Qual a relação entre Karl Marx, que morreu na Inglaterra em 1883, e Marielle Franco, assassinada em 2018 no Rio de Janeiro? O dia em que ambos morreram: 14 de março.
Essa coincidência não é a única ligação entre ambos. Sabidamente, Marielle Franco, vereadora do PSOL, negra, favelada, lésbica e lutadora pelos direitos humanos, defendia em muito o que Karl Marx pregava, em publicações e na prática, nos tempos sangrentos do século 19. O fim da exploração do trabalho proletário pelo pagamento de salários aviltados, o controle dos meios de produção pelos trabalhadores, a extinção da burguesia e do Estado, abrindo caminho, através das experiências de governos socialistas e da ditadura do proletariado, para o comunismo. Arrisco afirmar que muito da militância social e política de Marielle Franco orbitava nesse ideário, ainda presente nos quatro cantos do mundo.
Agora um pouco de números. Marx morreu em 1883. Serão 140 anos de sua morte no dia 14 de março de 2023. Viveu mais de 70 anos. Escreveu com Engels, o Manifesto Comunista publicado em 1848, ou seja, há 175 anos. Quase dois séculos. Em 1848, o Brasil estava em pleno Segundo Império, com Dom Pedro II liderando a prática da escravização dos povos africanos. Analisa a distância, não geográfica, claro, que separava o Brasil da Europa: enquanto os proletários da Inglaterra, França, Alemanha, Rússia e outros países discutiam o socialismo/comunismo, o Brasil Colônia resistia em acabar com a escravidão. Na lei, somente encerrou essa triste página em 1888, lançando na sarjeta da economia milhões de africanos e afrodescendentes construtores da riqueza da burguesia tupiniquim. Dívida histórica ainda não quitada.

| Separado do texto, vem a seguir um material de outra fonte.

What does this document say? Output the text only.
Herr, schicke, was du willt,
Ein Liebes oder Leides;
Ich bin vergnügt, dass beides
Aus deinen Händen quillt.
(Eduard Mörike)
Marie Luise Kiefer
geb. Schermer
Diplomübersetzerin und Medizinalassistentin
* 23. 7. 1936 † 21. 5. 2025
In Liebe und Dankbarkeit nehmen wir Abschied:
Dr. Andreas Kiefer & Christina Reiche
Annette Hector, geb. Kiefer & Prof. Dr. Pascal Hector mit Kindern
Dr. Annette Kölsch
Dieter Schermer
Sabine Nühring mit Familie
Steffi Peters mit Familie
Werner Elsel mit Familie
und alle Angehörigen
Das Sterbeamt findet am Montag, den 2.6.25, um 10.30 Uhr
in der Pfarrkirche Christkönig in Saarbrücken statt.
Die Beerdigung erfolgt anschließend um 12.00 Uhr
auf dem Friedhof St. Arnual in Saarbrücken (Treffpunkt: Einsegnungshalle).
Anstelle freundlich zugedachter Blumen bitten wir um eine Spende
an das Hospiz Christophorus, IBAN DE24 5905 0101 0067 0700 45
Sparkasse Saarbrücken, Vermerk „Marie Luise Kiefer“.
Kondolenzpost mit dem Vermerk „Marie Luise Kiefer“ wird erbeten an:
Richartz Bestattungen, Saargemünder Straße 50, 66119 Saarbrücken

Marielle Franco viveu menos de 40 anos. Enquanto o alemão Karl Marx morreu dormindo, sentado em sua poltrona, a negra brasileira afrodescendente foi brutalmente assassinada com quatro tiros, na poltrona traseira do carro em que transitava. Há cinco anos, portanto. Sinta a ironia do destino: junto com Marielle morreu o motorista do aplicativo Uber, Anderson Gomes, que ganhava a vida de forma semelhante ao proletariado inglês do século 19, objeto de estudos de Engels e Marx. Muitas horas de trabalho para uma renda incompatível.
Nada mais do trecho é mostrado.